Reputation: 599
For a project, i work a lot with large volumes of encrypted data which is used read heavy. Since decryption takes much longer than inflating i'm willing to deflate the data before encrypting and storing.
The difficulty i'm facing is that the data is stored in fixed length chunks or pages. These chunks on disk need to remain fixed length in order for fast page lookup. So basically i'm trying to deflate as much data as possible into a fixed size page.
At current i'm trying to find a good approach to do so. However, at this moment i'm a bit stuck at trailing the compressed size each time data is added and the uncompressed size is near the page limit. (since data can in theory also grow a bit due to compression if the entropy of the data is very high).
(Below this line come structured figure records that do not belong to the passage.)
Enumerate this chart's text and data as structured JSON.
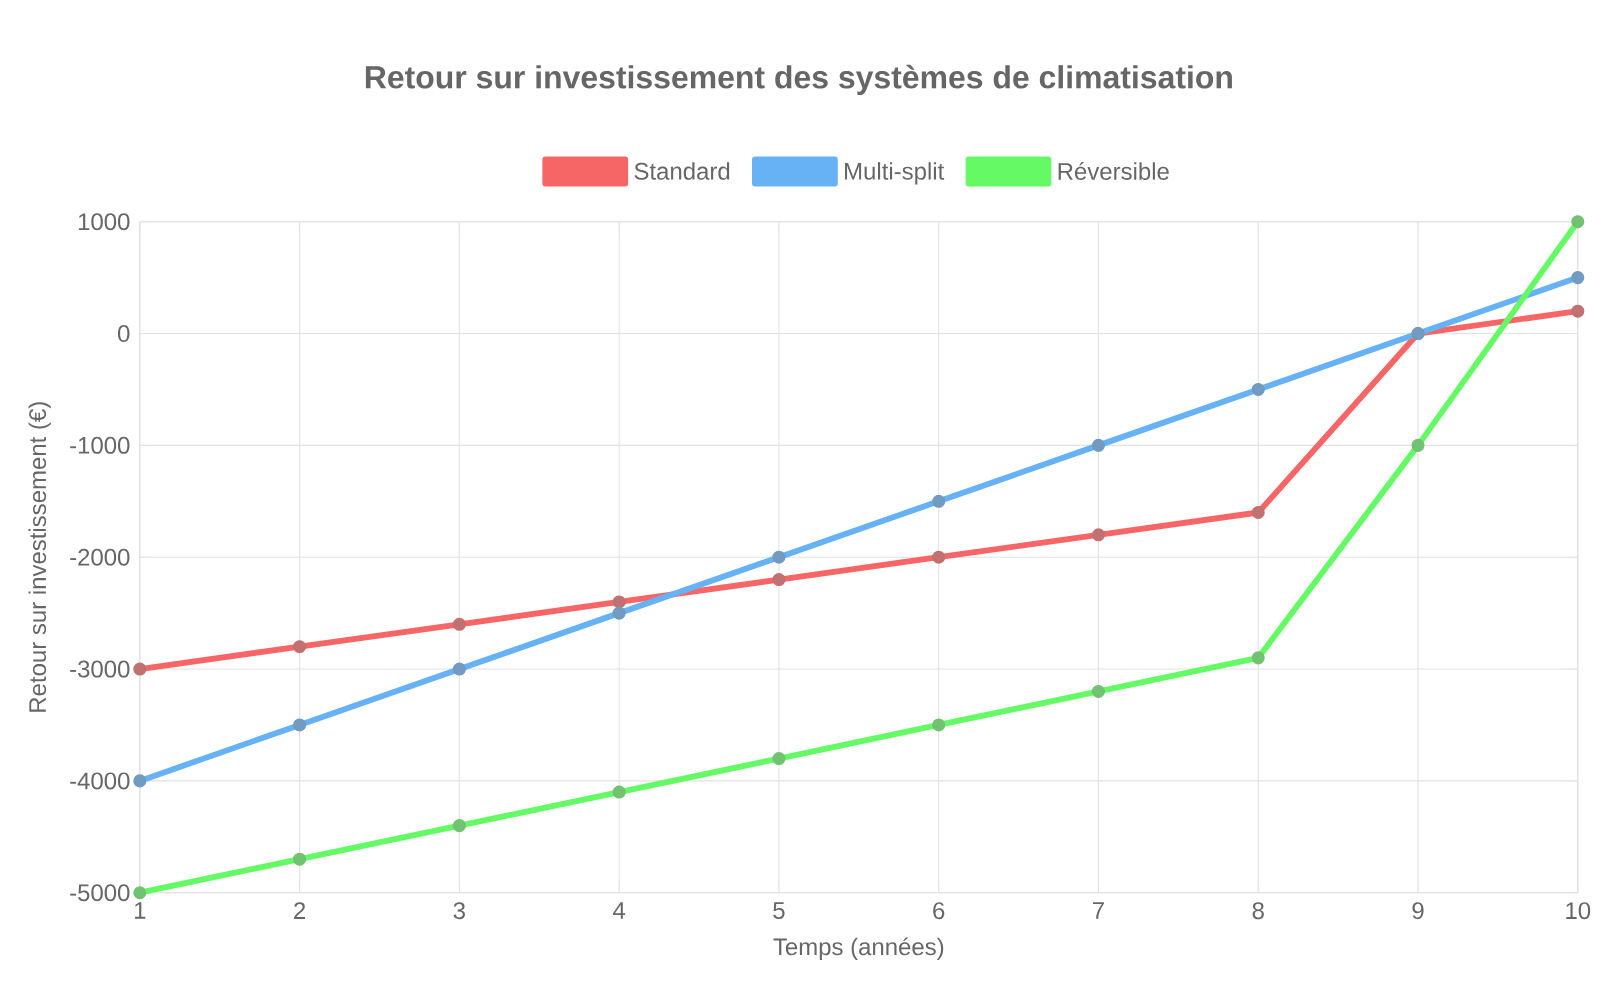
{
  "chart_data": {
    "type": "line",
    "title": "Retour sur investissement des systèmes de climatisation",
    "xlabel": "Temps (années)",
    "ylabel": "Retour sur investissement (€)",
    "categories": [
      "1",
      "2",
      "3",
      "4",
      "5",
      "6",
      "7",
      "8",
      "9",
      "10"
    ],
    "series": [
      {
        "name": "Standard",
        "color": "#f66666",
        "values": [
          -3000,
          -2800,
          -2600,
          -2400,
          -2200,
          -2000,
          -1800,
          -1600,
          0,
          200
        ]
      },
      {
        "name": "Multi-split",
        "color": "#66b2f5",
        "values": [
          -4000,
          -3500,
          -3000,
          -2500,
          -2000,
          -1500,
          -1000,
          -500,
          0,
          500
        ]
      },
      {
        "name": "Réversible",
        "color": "#66f966",
        "values": [
          -5000,
          -4700,
          -4400,
          -4100,
          -3800,
          -3500,
          -3200,
          -2900,
          -1000,
          1000
        ]
      }
    ],
    "ylim": [
      -5000,
      1000
    ],
    "yticks": [
      -5000,
      -4000,
      -3000,
      -2000,
      -1000,
      0,
      1000
    ],
    "grid": true,
    "legend": "top",
    "marker": "circle",
    "line_style": "solid"
  }
}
Currently, i'm trying the following approach:
final Deflater deflater = new Deflater();//Deflater.HUFFMAN_ONLY);
final Inflater inflater = new Inflater();
long start;
long duration;
int freeSpace = size;
int fill = 0;
byte[] page;
final byte[] buf = new byte[8];
deflater.reset();
try( ByteArrayOutputStream boas = new ByteArrayOutputStream(size);
DeflaterOutputStream dos = new DeflaterOutputStream(boas, deflater, size, true)){
start = System.currentTimeMillis();
while(true){
long compressable = (long) (Random.nextLong(30) + 100);
fill += ByteTools.longToByteArray(compressable, buf, 0, 8);
dos.write(buf);
freeSpace = size - boas.size();
if(freeSpace < 16){
System.out.println(boas.size());
dos.finish();
System.out.println(boas.size());
page = boas.toByteArray();
break;
}
}
duration = System.currentTimeMillis() - start;
}
The above code is functional for deflating, however the length of the output is increased dramatically upon the dos.finished(). which is not surprising, however is there any good way of determining the resulting output size, or are there other compression scheme's that are more appropriate for the task?
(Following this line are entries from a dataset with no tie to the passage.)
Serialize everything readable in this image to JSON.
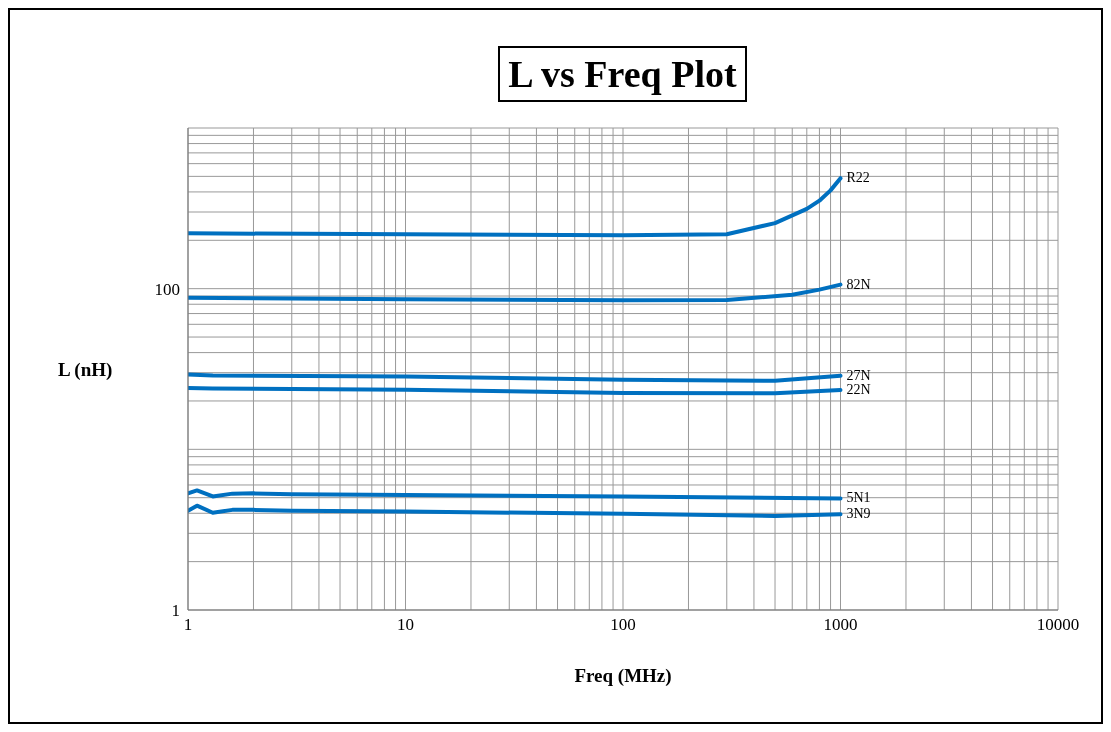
{
  "chart_data": {
    "type": "line",
    "title": "L vs Freq Plot",
    "xlabel": "Freq (MHz)",
    "ylabel": "L (nH)",
    "log": "xy",
    "grid": true,
    "legend": false,
    "marker": "none",
    "line_style": "solid",
    "xlim": [
      1,
      10000
    ],
    "xticks": [
      1,
      {
        "value": 2,
        "label": null
      },
      {
        "value": 3,
        "label": null
      },
      {
        "value": 4,
        "label": null
      },
      {
        "value": 5,
        "label": null
      },
      {
        "value": 6,
        "label": null
      },
      {
        "value": 7,
        "label": null
      },
      {
        "value": 8,
        "label": null
      },
      {
        "value": 9,
        "label": null
      },
      10,
      {
        "value": 20,
        "label": null
      },
      {
        "value": 30,
        "label": null
      },
      {
        "value": 40,
        "label": null
      },
      {
        "value": 50,
        "label": null
      },
      {
        "value": 60,
        "label": null
      },
      {
        "value": 70,
        "label": null
      },
      {
        "value": 80,
        "label": null
      },
      {
        "value": 90,
        "label": null
      },
      100,
      {
        "value": 200,
        "label": null
      },
      {
        "value": 300,
        "label": null
      },
      {
        "value": 400,
        "label": null
      },
      {
        "value": 500,
        "label": null
      },
      {
        "value": 600,
        "label": null
      },
      {
        "value": 700,
        "label": null
      },
      {
        "value": 800,
        "label": null
      },
      {
        "value": 900,
        "label": null
      },
      1000,
      {
        "value": 2000,
        "label": null
      },
      {
        "value": 3000,
        "label": null
      },
      {
        "value": 4000,
        "label": null
      },
      {
        "value": 5000,
        "label": null
      },
      {
        "value": 6000,
        "label": null
      },
      {
        "value": 7000,
        "label": null
      },
      {
        "value": 8000,
        "label": null
      },
      {
        "value": 9000,
        "label": null
      },
      10000
    ],
    "ylim": [
      1,
      1000
    ],
    "yticks": [
      1,
      {
        "value": 2,
        "label": null
      },
      {
        "value": 3,
        "label": null
      },
      {
        "value": 4,
        "label": null
      },
      {
        "value": 5,
        "label": null
      },
      {
        "value": 6,
        "label": null
      },
      {
        "value": 7,
        "label": null
      },
      {
        "value": 8,
        "label": null
      },
      {
        "value": 9,
        "label": null
      },
      {
        "value": 10,
        "label": null
      },
      {
        "value": 20,
        "label": null
      },
      {
        "value": 30,
        "label": null
      },
      {
        "value": 40,
        "label": null
      },
      {
        "value": 50,
        "label": null
      },
      {
        "value": 60,
        "label": null
      },
      {
        "value": 70,
        "label": null
      },
      {
        "value": 80,
        "label": null
      },
      {
        "value": 90,
        "label": null
      },
      100,
      {
        "value": 200,
        "label": null
      },
      {
        "value": 300,
        "label": null
      },
      {
        "value": 400,
        "label": null
      },
      {
        "value": 500,
        "label": null
      },
      {
        "value": 600,
        "label": null
      },
      {
        "value": 700,
        "label": null
      },
      {
        "value": 800,
        "label": null
      },
      {
        "value": 900,
        "label": null
      },
      {
        "value": 1000,
        "label": null
      }
    ],
    "series": [
      {
        "name": "R22",
        "color": "#0070c0",
        "x": [
          1,
          10,
          100,
          300,
          500,
          700,
          800,
          900,
          1000
        ],
        "values": [
          221,
          218,
          215,
          218,
          256,
          314,
          353,
          409,
          487
        ]
      },
      {
        "name": "82N",
        "color": "#0070c0",
        "x": [
          1,
          10,
          100,
          300,
          600,
          800,
          1000
        ],
        "values": [
          87.7,
          86,
          84.6,
          85,
          91.6,
          98.6,
          106
        ]
      },
      {
        "name": "27N",
        "color": "#0070c0",
        "x": [
          1,
          1.3,
          10,
          100,
          500,
          1000
        ],
        "values": [
          29.2,
          28.8,
          28.4,
          27.1,
          26.7,
          28.7
        ]
      },
      {
        "name": "22N",
        "color": "#0070c0",
        "x": [
          1,
          1.3,
          10,
          100,
          500,
          1000
        ],
        "values": [
          24.1,
          23.9,
          23.5,
          22.4,
          22.3,
          23.4
        ]
      },
      {
        "name": "5N1",
        "color": "#0070c0",
        "x": [
          1,
          1.1,
          1.3,
          1.6,
          2,
          3,
          10,
          100,
          1000
        ],
        "values": [
          5.32,
          5.55,
          5.09,
          5.3,
          5.32,
          5.25,
          5.2,
          5.09,
          4.95
        ]
      },
      {
        "name": "3N9",
        "color": "#0070c0",
        "x": [
          1,
          1.1,
          1.3,
          1.6,
          2,
          3,
          10,
          100,
          500,
          1000
        ],
        "values": [
          4.15,
          4.46,
          4.03,
          4.2,
          4.2,
          4.15,
          4.1,
          3.97,
          3.85,
          3.95
        ]
      }
    ]
  }
}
Since padding can be applied there is no need for a 100% accurate output size, the range of 95%-100% would be perfect and performant enough. Of course 100%+ should be prevented at all times.
Based on trail and error i adapted the routine a bit which gives me nice results. However i do not feel very comfortable with this solution yet.
while(true){
long compressable = (long) (Random.nextLong(30) + 100);
block += ByteTools.longToByteArray(compressable, buf, 0, 8);
dos.write(buf);
if(block >= check){
//check /= 2;
dos.flush();
fill += block;
block = 0;
check = (size - boas.size()) - 8;
System.out.println(check);
}
if(check < 16){
fill += block;
dos.finish();
page = boas.toByteArray();
break;
}
}
The solution has a compression ratio that is not far from the original comression ratio (in one block) and stays within 8 bytes of the required output size. The check size decrease takes the following forms:
16384
8088
4259
2207
1110
540
246
94
32
3
resulting in 9 flushes during the page generation and 1 finish.
Upvotes: 1
Views: 591
Reputation: 112394
deflate is not well suited for this, but it can be coerced into getting very close to filling a block if you let it try a few times. Take a look at fitblk, which does exactly what you are asking for, by doing three compression passes, including two decompressions in between them.
The idea is to compress more than your block size, decompress just your block size, and then recompress only what was decompressed. You do that twice to get very close to, or a lot of the time, exactly filling the block.
Upvotes: 1